In the last fifty years, the American experience has hurtled forward from Kennedy’s Age of Camelot, to the Age of Aquarius, and now the Age of Apaté (a-pat'-ay), named for the Greek goddess of deceit whose evil spirit was released once Pandora opened her box.  The lid on Pandora’s mythical box (actually a jar) was loosened by the alchemy of Ronald Reagan and the ambition of Mikhail Gorbachev that ended the Cold War.  When Gorbachev’s glasnost and perestroika-styled reforms slipped perilously toward revolution the Soviet model imploded.  However, what was once widely considered a great victory over godless communism – the collapse of the Soviet Union – quickly became affected, or perhaps more accurately infected, by the spirit of Apaté.  Hubris and deceit were easier and, let’s face it, more fun than humility and honesty.  With the Soviets out of the way, we Americans were free to assume a wide berth of exceptionalism to expand our reach and reign.  And, we did it on the wings of Apaté.
            Today, many debate today whether we have entered another Great Depression, or just a Great Recession, but it may be more accurately considered a Great Deception.  From WMD, to credit default swaps, to non-reform reforms and unreal reality shows, we Americans have elevated the art of deception from a hapless wizard deceiving a dream-addled girl from Kansas, to a metastasized algorithmic ethos denominated in fraud.  We face unimaginable deficits while we continue to ignore their obvious causes lest a noisy constituency or moneyed lobbyist objects.  We wage war without a clear objective and no exit strategy to, among other things, protect our access to a source of energy that compromises our health and security while slowly but surely killing the planet on which we live.  We are re-writing our history books to expunge our liberal heritage in favor of Christian nationalism – a crown of thorns to replace Uncle Sam’s top hat – as we elbow both reason and tolerance out of the public square.  Bigger lies and more hate are essential ingredients in contemporary narrative.           

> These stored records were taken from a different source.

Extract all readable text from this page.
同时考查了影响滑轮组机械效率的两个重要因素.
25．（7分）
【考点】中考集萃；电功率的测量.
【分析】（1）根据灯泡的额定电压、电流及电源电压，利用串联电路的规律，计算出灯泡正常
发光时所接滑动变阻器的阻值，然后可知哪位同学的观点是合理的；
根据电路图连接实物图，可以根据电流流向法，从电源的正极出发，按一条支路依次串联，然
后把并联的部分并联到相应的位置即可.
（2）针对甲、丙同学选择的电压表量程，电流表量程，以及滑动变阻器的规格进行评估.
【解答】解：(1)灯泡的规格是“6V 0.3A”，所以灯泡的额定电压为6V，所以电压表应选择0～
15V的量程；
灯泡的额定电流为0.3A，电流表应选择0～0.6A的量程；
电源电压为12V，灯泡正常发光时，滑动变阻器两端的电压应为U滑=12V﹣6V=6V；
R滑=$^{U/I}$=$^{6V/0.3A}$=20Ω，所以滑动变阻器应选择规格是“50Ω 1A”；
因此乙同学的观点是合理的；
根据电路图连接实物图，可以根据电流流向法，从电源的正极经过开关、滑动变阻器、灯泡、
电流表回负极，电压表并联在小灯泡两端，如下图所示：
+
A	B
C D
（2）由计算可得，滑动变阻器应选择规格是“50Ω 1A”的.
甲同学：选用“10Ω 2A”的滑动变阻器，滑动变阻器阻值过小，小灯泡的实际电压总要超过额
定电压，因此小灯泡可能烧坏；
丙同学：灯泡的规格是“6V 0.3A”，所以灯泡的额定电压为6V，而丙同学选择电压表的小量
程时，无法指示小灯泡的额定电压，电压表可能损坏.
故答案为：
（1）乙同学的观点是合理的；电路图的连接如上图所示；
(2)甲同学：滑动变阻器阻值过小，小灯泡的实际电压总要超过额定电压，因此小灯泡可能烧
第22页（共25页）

            Jonathan Franzen’s new book, Freedom, may indeed be the defining period piece of the era.  As Charles Baxter aptly points out in his review of Freedom in The New York Review of Books (9/30/10), “the noble lie serves as the pivot point around which almost everything in Freedom turns.”  Alas, at least all elements of American culture, including politics, economics, religion, literature, and entertainment are aligned – albeit around an axis of deceit.

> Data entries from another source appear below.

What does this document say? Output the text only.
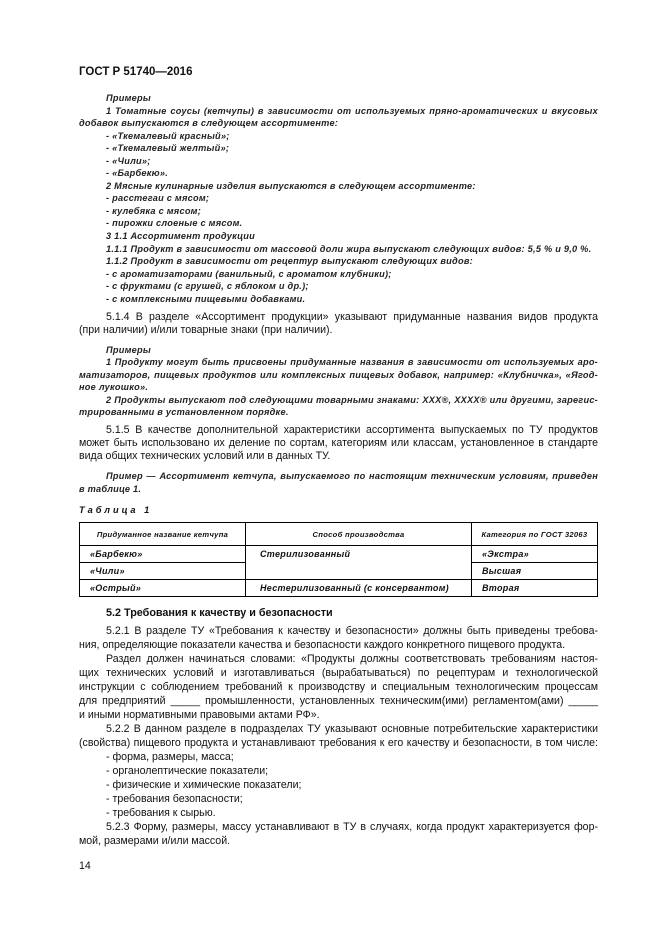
ГОСТ Р 51740—2016
Примеры
1 Томатные соусы (кетчупы) в зависимости от используемых пряно-ароматических и вкусовых
добавок выпускаются в следующем ассортименте:
- «Ткемалевый красный»;
- «Ткемалевый желтый»;
- «Чили»;
- «Барбекю».
2 Мясные кулинарные изделия выпускаются в следующем ассортименте:
- расстегаи с мясом;
- кулебяка с мясом;
- пирожки слоеные с мясом.
3 1.1 Ассортимент продукции
1.1.1 Продукт в зависимости от массовой доли жира выпускают следующих видов: 5,5 % и 9,0 %.
1.1.2 Продукт в зависимости от рецептур выпускают следующих видов:
- с ароматизаторами (ванильный, с ароматом клубники);
- с фруктами (с грушей, с яблоком и др.);
- с комплексными пищевыми добавками.
5.1.4 В разделе «Ассортимент продукции» указывают придуманные названия видов продукта
(при наличии) и/или товарные знаки (при наличии).
Примеры
1 Продукту могут быть присвоены придуманные названия в зависимости от используемых аро-
матизаторов, пищевых продуктов или комплексных пищевых добавок, например: «Клубничка», «Ягод-
ное лукошко».
2 Продукты выпускают под следующими товарными знаками: XXX®, XXXX® или другими, зарегис-
трированными в установленном порядке.
5.1.5 В качестве дополнительной характеристики ассортимента выпускаемых по ТУ продуктов
может быть использовано их деление по сортам, категориям или классам, установленное в стандарте
вида общих технических условий или в данных ТУ.
Пример — Ассортимент кетчупа, выпускаемого по настоящим техническим условиям, приведен
в таблице 1.
Таблица 1
Придуманное название кетчупа	Способ производства	Категория по ГОСТ 32063
«Барбекю»	Стерилизованный	«Экстра»
«Чили»		Высшая
«Острый»	Нестерилизованный (с консервантом)	Вторая
5.2 Требования к качеству и безопасности
5.2.1 В разделе ТУ «Требования к качеству и безопасности» должны быть приведены требова-
ния, определяющие показатели качества и безопасности каждого конкретного пищевого продукта.
Раздел должен начинаться словами: «Продукты должны соответствовать требованиям настоя-
щих технических условий и изготавливаться (вырабатываться) по рецептурам и технологической
инструкции с соблюдением требований к производству и специальным технологическим процессам
для предприятий _____ промышленности, установленных техническим(ими) регламентом(ами) _____
и иными нормативными правовыми актами РФ».
5.2.2 В данном разделе в подразделах ТУ указывают основные потребительские характеристики
(свойства) пищевого продукта и устанавливают требования к его качеству и безопасности, в том числе:
- форма, размеры, масса;
- органолептические показатели;
- физические и химические показатели;
- требования безопасности;
- требования к сырью.
5.2.3 Форму, размеры, массу устанавливают в ТУ в случаях, когда продукт характеризуется фор-
мой, размерами и/или массой.
14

            Fear not, we will find our way out of this sticky web of deception; or perhaps more likely hurled into the stubborn certainty of a reality based in truth.  The fanciful altered state of the last twenty years is coming to a painful end.  As with most empires that vanquish their enemies, the last and greatest challenge is in facing itself.  This too is America’s final imperial test.  Our future rises or falls on our capacity to see things as they are under the blinding light of truth.  We may or may not be different than the fallen empires that preceded us, but we will most certainly fail if we continue to indulge Apaté’s nefarious ways.